8 Alleen Noach was Hij goedgezind. 9 Dit is de geschiedenis van Noach en zijn nakomelingen. Noach was een rechtschapen man; hij was in zijn tijd de enige die een onberispelijk leven leidde, in verbondenheid met God. 10 Hij had drie zonen: Sem, Cham en Jafet.

In zijn onverdiende goedheid kiest God één mens die Hij redt. De mens is niet voorbij. Met deze ene mens maakt God een nieuw begin.

Mensen kunnen bij God vandaan lopen. Met duizenden. Of met miljoenen. Mensen kunnen ook God zoeken. In onze westerse samenleving lijken steeds minder mensen God te zoeken. Maar ook als niemand God zoekt, het kan beginnen met één. Ook met jou.

Noach wandelde met God, net als Henoch vroeger. Eigenlijk is het normaal voor mensen om heel vertrouwd met God te leven. Daarvoor heeft God ons gemaakt. Maar als wij allemaal gebroken hebben met God, dan is wandelen met God een trendbreuk. In een samenleving die los van God wil staan, valt Noach op door zijn leven mét God.

Dat Noach met God wandelt is niet zijn eigen prestatie. Het is een cadeau van God. Kijk maar: “God was Noach goedgezind.” Eigenlijk staat daar: “Noach vond genade in de ogen van God.” Genade is iets dat je onverdiend krijgt. Dankzij God bleef Noach God zoeken en hield hij vol.

Wandelen met God biedt hoop. God geniet van wie met Hem wandelen. Om met God te wandelen is geloof nodig. Wie gelovig dicht bij God leeft, die zal de goedheid en de genade van de Heer proeven.
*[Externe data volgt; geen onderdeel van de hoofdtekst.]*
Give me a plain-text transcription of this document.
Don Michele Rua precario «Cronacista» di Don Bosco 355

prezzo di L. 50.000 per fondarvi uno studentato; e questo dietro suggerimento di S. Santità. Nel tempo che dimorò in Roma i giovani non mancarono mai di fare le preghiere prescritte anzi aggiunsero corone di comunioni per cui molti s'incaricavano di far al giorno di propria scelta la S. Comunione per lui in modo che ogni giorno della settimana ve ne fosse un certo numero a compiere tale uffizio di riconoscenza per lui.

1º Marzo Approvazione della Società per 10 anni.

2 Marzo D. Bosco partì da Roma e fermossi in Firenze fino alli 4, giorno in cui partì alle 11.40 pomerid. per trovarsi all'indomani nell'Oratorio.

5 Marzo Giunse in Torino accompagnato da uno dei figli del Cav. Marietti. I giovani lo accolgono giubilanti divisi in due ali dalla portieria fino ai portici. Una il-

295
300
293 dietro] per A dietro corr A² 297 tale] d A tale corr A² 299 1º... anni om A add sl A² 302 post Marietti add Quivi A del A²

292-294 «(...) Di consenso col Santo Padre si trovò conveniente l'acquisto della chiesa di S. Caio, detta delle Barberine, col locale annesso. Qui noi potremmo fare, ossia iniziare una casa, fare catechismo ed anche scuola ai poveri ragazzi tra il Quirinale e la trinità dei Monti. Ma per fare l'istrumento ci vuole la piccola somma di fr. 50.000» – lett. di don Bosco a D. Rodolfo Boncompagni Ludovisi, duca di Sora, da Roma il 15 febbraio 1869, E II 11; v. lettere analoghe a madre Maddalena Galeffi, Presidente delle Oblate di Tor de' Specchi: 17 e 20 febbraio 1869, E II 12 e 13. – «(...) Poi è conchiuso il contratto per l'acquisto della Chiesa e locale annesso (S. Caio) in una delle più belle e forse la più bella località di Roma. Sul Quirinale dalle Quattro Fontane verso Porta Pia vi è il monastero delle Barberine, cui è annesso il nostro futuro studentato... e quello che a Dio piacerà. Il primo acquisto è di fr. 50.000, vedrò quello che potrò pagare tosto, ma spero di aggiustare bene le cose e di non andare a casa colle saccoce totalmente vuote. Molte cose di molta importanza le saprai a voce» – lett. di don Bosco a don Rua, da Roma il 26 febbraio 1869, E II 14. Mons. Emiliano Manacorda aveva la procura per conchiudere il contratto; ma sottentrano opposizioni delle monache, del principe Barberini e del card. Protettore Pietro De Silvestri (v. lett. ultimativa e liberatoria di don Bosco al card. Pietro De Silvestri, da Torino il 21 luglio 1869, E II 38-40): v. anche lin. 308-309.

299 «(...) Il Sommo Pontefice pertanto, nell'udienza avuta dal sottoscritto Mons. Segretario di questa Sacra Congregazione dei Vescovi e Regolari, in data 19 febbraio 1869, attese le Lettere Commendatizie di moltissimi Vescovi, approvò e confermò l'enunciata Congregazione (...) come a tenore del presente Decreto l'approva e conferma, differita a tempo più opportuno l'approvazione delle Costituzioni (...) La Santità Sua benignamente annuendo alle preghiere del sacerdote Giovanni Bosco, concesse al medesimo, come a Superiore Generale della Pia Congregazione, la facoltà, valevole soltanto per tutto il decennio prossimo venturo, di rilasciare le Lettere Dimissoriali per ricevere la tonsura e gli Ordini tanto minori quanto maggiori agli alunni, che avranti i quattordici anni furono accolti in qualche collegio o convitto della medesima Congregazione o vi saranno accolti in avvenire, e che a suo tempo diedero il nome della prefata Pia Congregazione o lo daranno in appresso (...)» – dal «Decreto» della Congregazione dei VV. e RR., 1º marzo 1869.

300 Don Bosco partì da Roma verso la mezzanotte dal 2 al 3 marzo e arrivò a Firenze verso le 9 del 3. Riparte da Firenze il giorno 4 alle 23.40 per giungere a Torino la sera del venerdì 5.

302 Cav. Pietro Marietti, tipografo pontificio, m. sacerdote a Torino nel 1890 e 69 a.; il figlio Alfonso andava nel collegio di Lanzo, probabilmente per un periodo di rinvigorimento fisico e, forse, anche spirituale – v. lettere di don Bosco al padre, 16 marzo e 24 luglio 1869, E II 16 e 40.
Wandelen met God. Hoe geef je dat vorm? Bijvoorbeeld door rustig en trouw de Bijbel te lezen. Door je steeds te verdiepen in hoe wonderlijk mooi God zich heeft laten zien in zijn Zoon Jezus. Door alles uit je leven met God te delen. Door in de natuur je hart open te zetten voor God de Schepper, die ook jouw Schepper is. Door ruimte te geven aan een lied voor God dat opkomt vanuit je hart.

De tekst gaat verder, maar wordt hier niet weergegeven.